I saw something the other day that got me thinking... I was browsing through HDTVs on some website (Best Buy or something, I don't recall), and I saw this description of a television's resolutions: (it was a direct-view CRT, incidentally)
720 progressive (interlaced), 1080i, etc.
Now, at first, I'm thinking "interlaced-progressive-what?", but then I got to thinking... What's the actual refresh rates of HDTVs these days?
I was thinking that, if TVs were no longer "locked" into the old-school 60Hz, that it could be possible for an interlaced display to project a true progressive image. So I figured I'd ask the gurus here, see if anybody knows.

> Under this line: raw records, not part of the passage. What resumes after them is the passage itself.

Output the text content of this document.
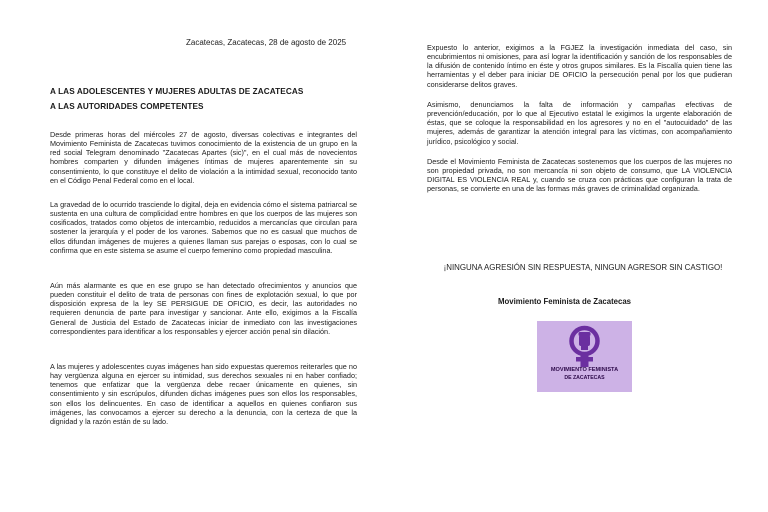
Zacatecas, Zacatecas, 28 de agosto de 2025
A LAS ADOLESCENTES Y MUJERES ADULTAS DE ZACATECAS
A LAS AUTORIDADES COMPETENTES
Desde primeras horas del miércoles 27 de agosto, diversas colectivas e integrantes del Movimiento Feminista de Zacatecas tuvimos conocimiento de la existencia de un grupo en la red social Telegram denominado "Zacatecas Apartes (sic)", en el cual más de novecientos hombres comparten y difunden imágenes íntimas de mujeres aparentemente sin su consentimiento, lo que constituye el delito de violación a la intimidad sexual, reconocido tanto en el Código Penal Federal como en el local.
La gravedad de lo ocurrido trasciende lo digital, deja en evidencia cómo el sistema patriarcal se sustenta en una cultura de complicidad entre hombres en que los cuerpos de las mujeres son cosificados, tratados como objetos de intercambio, reducidos a mercancías que circulan para sostener la jerarquía y el poder de los varones. Sabemos que no es casual que muchos de ellos difundan imágenes de mujeres a quienes llaman sus parejas o esposas, con lo cual se confirma que en este sistema se asume el cuerpo femenino como propiedad masculina.
Aún más alarmante es que en ese grupo se han detectado ofrecimientos y anuncios que pueden constituir el delito de trata de personas con fines de explotación sexual, lo que por disposición expresa de la ley SE PERSIGUE DE OFICIO, es decir, las autoridades no requieren denuncia de parte para investigar y sancionar. Ante ello, exigimos a la Fiscalía General de Justicia del Estado de Zacatecas iniciar de inmediato con las investigaciones correspondientes para identificar a los responsables y ejercer acción penal sin dilación.
A las mujeres y adolescentes cuyas imágenes han sido expuestas queremos reiterarles que no hay vergüenza alguna en ejercer su intimidad, sus derechos sexuales ni en haber confiado; tenemos que enfatizar que la vergüenza debe recaer únicamente en quienes, sin consentimiento y sin escrúpulos, difunden dichas imágenes pues son ellos los responsables, son ellos los delincuentes. En caso de identificar a aquellos en quienes confiaron sus imágenes, las convocamos a ejercer su derecho a la denuncia, con la certeza de que la dignidad y la razón están de su lado.
Expuesto lo anterior, exigimos a la FGJEZ la investigación inmediata del caso, sin encubrimientos ni omisiones, para así lograr la identificación y sanción de los responsables de la difusión de contenido íntimo en éste y otros grupos similares. Es la Fiscalía quien tiene las herramientas y el deber para iniciar DE OFICIO la persecución penal por los que pudieran considerarse delitos graves.
Asimismo, denunciamos la falta de información y campañas efectivas de prevención/educación, por lo que al Ejecutivo estatal le exigimos la urgente elaboración de éstas, que se coloque la responsabilidad en los agresores y no en el "autocuidado" de las mujeres, además de garantizar la atención integral para las víctimas, con acompañamiento jurídico, psicológico y social.
Desde el Movimiento Feminista de Zacatecas sostenemos que los cuerpos de las mujeres no son propiedad privada, no son mercancía ni son objeto de consumo, que LA VIOLENCIA DIGITAL ES VIOLENCIA REAL y, cuando se cruza con prácticas que configuran la trata de personas, se convierte en una de las formas más graves de criminalidad organizada.
¡NINGUNA AGRESIÓN SIN RESPUESTA, NINGUN AGRESOR SIN CASTIGO!
Movimiento Feminista de Zacatecas
MOVIMIENTO FEMINISTA
DE ZACATECAS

Let's say a modern HD CRT has a much higher refresh rate than before.. say, 120Hz. It would then be possible to display a 720p image, at 60fps, by drawing the frame in two interlaced passes, twice as fast as was possible on older SDTVs (like the one I have downstairs).
Is such a thing possible? That a modern CRT can draw an entire frame (two interlaced passes), in 1/60th of a second?
This also fits in with the overall resolutions.. 480i, 480p, 720p, yet only 1080i.. because it's not quite fast enough or powerful enough to draw a 1080 frame in 1/60th of a second (hence the "limit" of 1080i), but it can draw a 720 frame or smaller in that time.
Am I making stuff up, or do TVs these days actually work like this?
If so, would it not be possible to display video, up to 720i, at 120fps by interlacing it?